McNamara backed up the President by pointing out that a few dozen missiles on Cuba wouldn’t change the military balance as the US had thousands of warheads. The EXCOMM agreed that the missiles would affect the political balance. Kennedy had explicitly promised the American people less than a month before the crisis that “if Cuba should possess a capacity to carry out offensive actions against the United States […] the United States would act.” Also, credibility among US allies and people would be damaged if the Soviet Union appeared to redress the strategic balance by placing missiles in Cuba.
On October 18th, Kennedy had met Soviet Foreign Minister Andrei Gromyko, who claimed the weapons were for defensive purposes only. Kennedy didn’t let on that he already knew of the missile build-up, partially to avoid panic among the American people. On October 19th, U-2 photos showed four operational sites. Meetings of EXCOMM continued and two remaining courses of action were considered: an airstrike or a naval blockade. While a blockade was technically an act of war under naval law, the Kennedy Administration didn’t think the Soviets would automatically respond with an attack. Furthermore, legal experts at the State Department and Justice Department concluded that a declaration of war could be avoided if another legal justification, based on the Rio Treaty for defence of the Western Hemisphere, was obtained from a resolution by a two-thirds vote from the members of the Organization of American States. Thirdly, Admiral Anderson, Chief of Naval Operations, helped the administration differentiate between a classic blockade and a quarantine.

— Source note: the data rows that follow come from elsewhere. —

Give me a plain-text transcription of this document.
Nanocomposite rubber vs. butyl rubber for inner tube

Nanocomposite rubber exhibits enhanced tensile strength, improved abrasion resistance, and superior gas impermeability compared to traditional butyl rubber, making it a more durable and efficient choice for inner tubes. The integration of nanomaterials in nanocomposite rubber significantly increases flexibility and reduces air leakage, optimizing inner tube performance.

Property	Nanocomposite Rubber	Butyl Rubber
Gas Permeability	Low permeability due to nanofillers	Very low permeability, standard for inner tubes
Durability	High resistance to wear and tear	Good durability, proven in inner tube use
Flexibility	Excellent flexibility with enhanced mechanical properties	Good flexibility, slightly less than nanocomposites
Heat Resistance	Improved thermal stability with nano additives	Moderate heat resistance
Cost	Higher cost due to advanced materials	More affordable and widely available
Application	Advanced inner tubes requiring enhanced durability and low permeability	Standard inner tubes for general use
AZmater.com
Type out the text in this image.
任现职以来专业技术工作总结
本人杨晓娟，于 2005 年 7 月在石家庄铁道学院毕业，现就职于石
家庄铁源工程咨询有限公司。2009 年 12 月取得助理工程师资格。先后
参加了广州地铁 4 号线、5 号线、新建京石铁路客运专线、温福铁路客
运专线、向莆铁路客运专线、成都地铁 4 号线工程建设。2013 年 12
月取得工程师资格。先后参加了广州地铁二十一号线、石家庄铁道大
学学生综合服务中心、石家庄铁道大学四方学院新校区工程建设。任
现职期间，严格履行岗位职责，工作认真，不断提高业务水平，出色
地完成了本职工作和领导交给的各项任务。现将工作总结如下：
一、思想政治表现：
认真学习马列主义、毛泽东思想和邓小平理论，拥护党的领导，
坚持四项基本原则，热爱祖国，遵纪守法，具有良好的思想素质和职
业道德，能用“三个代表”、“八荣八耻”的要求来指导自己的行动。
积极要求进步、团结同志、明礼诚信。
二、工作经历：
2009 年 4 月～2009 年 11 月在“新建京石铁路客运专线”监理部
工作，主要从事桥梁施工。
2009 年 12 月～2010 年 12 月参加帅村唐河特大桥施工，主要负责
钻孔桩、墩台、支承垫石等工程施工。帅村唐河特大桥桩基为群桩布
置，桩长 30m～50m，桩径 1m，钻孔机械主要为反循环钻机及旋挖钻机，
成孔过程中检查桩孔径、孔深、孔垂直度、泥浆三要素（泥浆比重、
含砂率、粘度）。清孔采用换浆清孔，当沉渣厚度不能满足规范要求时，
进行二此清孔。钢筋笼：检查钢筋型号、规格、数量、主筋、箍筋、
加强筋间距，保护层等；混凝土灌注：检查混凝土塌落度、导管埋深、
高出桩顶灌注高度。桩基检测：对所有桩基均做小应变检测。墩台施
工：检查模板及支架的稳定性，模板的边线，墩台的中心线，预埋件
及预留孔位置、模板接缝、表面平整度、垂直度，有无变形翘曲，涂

EXCOMM was formally and retroactively created through National Security Action Memorandum 196 at 03:00 PM Eastern Daylight Time on October 22nd. At 05:00 PM the same day the President met Congressional leaders who demanded a stronger response than a mere blockade. He was going to give a speech. US Ambassador in Moscow Kohler briefed Khrushchev ahead of time and American ambassadors around the world notified non-Eastern Bloc leaders such as Canadian Prime Minister John Diefenbaker, British Prime Minister Harold Macmillan, French President Charles de Gaulle and West German Chancellor Konrad Adenauer. All of them were supportive, except for Macmillan who advocated appeasement.

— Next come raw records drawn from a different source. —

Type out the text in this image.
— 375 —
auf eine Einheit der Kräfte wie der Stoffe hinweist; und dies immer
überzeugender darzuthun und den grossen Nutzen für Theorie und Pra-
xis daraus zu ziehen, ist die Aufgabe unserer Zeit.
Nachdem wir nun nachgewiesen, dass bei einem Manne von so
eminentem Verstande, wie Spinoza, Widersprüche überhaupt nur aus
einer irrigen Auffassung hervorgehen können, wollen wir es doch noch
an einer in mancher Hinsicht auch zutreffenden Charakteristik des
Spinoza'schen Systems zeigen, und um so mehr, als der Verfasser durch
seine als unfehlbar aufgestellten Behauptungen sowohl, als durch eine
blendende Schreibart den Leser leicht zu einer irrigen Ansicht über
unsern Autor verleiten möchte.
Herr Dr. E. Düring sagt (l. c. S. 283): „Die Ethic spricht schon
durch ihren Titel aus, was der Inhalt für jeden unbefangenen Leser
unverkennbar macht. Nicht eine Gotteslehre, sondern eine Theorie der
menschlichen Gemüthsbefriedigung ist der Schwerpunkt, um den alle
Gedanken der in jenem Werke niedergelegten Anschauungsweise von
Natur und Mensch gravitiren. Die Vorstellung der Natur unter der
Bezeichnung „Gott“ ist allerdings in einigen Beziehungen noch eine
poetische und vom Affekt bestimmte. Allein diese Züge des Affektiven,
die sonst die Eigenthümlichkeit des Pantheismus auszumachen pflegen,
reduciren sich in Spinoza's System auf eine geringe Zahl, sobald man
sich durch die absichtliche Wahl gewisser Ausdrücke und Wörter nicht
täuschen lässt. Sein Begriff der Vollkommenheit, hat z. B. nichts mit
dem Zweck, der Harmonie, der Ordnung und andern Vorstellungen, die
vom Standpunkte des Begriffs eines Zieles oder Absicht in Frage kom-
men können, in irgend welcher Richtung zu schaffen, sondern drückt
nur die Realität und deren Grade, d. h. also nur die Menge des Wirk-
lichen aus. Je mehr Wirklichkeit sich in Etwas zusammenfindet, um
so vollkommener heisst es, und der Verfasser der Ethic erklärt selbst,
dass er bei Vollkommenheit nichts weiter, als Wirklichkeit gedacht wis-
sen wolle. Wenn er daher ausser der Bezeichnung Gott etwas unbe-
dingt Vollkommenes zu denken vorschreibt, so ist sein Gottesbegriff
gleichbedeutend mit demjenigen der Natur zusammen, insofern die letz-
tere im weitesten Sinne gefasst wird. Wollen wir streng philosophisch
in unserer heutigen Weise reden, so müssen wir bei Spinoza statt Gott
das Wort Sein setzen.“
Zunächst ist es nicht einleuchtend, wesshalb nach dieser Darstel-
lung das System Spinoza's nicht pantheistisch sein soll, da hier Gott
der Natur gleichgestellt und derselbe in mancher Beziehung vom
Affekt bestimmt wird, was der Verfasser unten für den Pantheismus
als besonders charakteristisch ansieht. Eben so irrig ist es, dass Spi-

At 07:00 PM Kennedy delivered a nationwide televised address, in which he noted: “It shall be the policy of this nation to regard any nuclear missile launched from Cuba against any nation in the Western Hemisphere as an attack by the Soviet Union on the United States, requiring a full retaliatory response upon the Soviet Union. […] To halt this offensive build-up, a strict quarantine on all offensive military equipment under shipment to Cuba is being initiated. All ships of any kind bound for Cuba, from whatever nation or port, will, if found to contain cargoes of offensive weapons, be turned back. This quarantine will be extended, if needed, to other types of cargo and carriers. We are not at this time, however, denying the necessities of life as the Soviets attempted to do in their Berlin blockade of 1948.”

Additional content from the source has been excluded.